SEANCE DU 23 OCTOBRE 2002
M. le président.
L'amendement n° 137, présenté par MM. de Broissia et Gournac, est ainsi
libellé :
« Après l'article 2, insérer un article additionnel ainsi rédigé :
« I. - L'article L. 213-1-1 du code du travail est complété par un alinéa
ainsi rédigé :
« Par dérogation au premier alinéa ci-dessus, pour les activités de production
rédactionnelle et industrielle et de distribution de presse, de radio, de
télévision, de production et d'exploitation cinématographiques, de spectacles
vivants, de discothèque, la période de nuit est fixée entre 24 heures et 7
heures. Une autre période de travail de nuit peut être fixée par une convention
ou un accord collectif de branche étendu, un accord d'entreprise ou
d'établissement. Cette période de substitution devra comprendre en tout cas
l'intervalle compris entre 24 heures et 5 heures. »
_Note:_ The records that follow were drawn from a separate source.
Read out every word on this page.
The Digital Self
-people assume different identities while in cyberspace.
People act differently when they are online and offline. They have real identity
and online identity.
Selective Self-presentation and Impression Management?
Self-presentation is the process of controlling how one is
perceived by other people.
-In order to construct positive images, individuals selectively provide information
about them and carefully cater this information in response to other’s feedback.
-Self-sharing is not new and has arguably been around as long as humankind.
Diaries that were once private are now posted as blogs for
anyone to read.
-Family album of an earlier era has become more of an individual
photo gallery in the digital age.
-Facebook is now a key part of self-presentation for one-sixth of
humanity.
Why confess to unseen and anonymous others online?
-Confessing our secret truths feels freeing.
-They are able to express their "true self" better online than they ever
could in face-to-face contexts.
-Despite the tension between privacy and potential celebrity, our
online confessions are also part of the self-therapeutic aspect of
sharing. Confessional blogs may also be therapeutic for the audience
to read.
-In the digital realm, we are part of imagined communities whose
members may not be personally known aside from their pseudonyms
« II. - Après le deuxième alinéa de l'article L. 213-4 du même code, il est
inséré un alinéa ainsi rédigé :
« Pour les activités visées au troisième alinéa de l'article L. 213-1-1,
lorsque la durée effective du travail de nuit est inférieure à la durée légale,
les contreparties visées aux deux alinéas ci-dessus ne sont pas obligatoirement
données sous forme de repos compensateur. »
La parole est à M. Louis de Broissia.
M. Louis de Broissia.
J'ai déposé cet amendement avec mon collègue Alain Gournac...
M. Guy Fischer.
Pourquoi ne le défend-il pas lui-même ?
M. Louis de Broissia.
... afin d'évoquer, à propos de ce texte visant le temps de travail, la
rémunération et les conditions de travail, un certains nombre d'activités
exercées uniquement la nuit : je veux parler des industries culturelles, de
celles qui sont liées à la production rédactionnelle, à la distribution de
presse, à la radio, à la télévision, à la production cinématographique et au
spectacle vivant.
Nous considérons, pour en avoir parlé avec les intéressés, qu'il est
nécessaire de prévoir des dispositions spécifiques à cet égard. Si des mesures
particulières existent déjà en matière sociale ou fiscale - pour les porteurs
de presse, par exemple - et si, juridiquement, aux termes de l'article L. 213-1
du code du travail, le recours au travail de nuit doit être exceptionnel, «
doit prendre en compte les impératifs de protection de la sécurité et de la
santé des travailleurs » et « doit être justifié par la nécessité d'assurer la
continuité de l'activité économique ou des services d'utilité sociale », il
n'en reste pas moins que certaines activités ne peuvent être pratiquées que la
nuit. Comme le disait M. de La Palice, une activité nocturne ne se déroule que
la nuit !
Je sais que la commission n'a été que pour partie sensible à cette
organisation, mais je tiens à rassurer M. le rapporteur : le dialogue social
devra être poursuivi sur ces questions.
M. le président.
Quel est l'avis de la commission ?
M. Louis Souvet,
rapporteur.
La commission est bien embarrassée face à cet amendement qui
vise à adapter le nouveau régime légal du travail de nuit pour les entreprises
de spectacle et d'information.
Il est vrai que la spécificité desdites entreprises mériterait peut-être
d'être mieux prise en compte, mais cela doit se faire dans le cadre d'une étude
plus approfondie et non au détour de l'examen d'un tel amendement.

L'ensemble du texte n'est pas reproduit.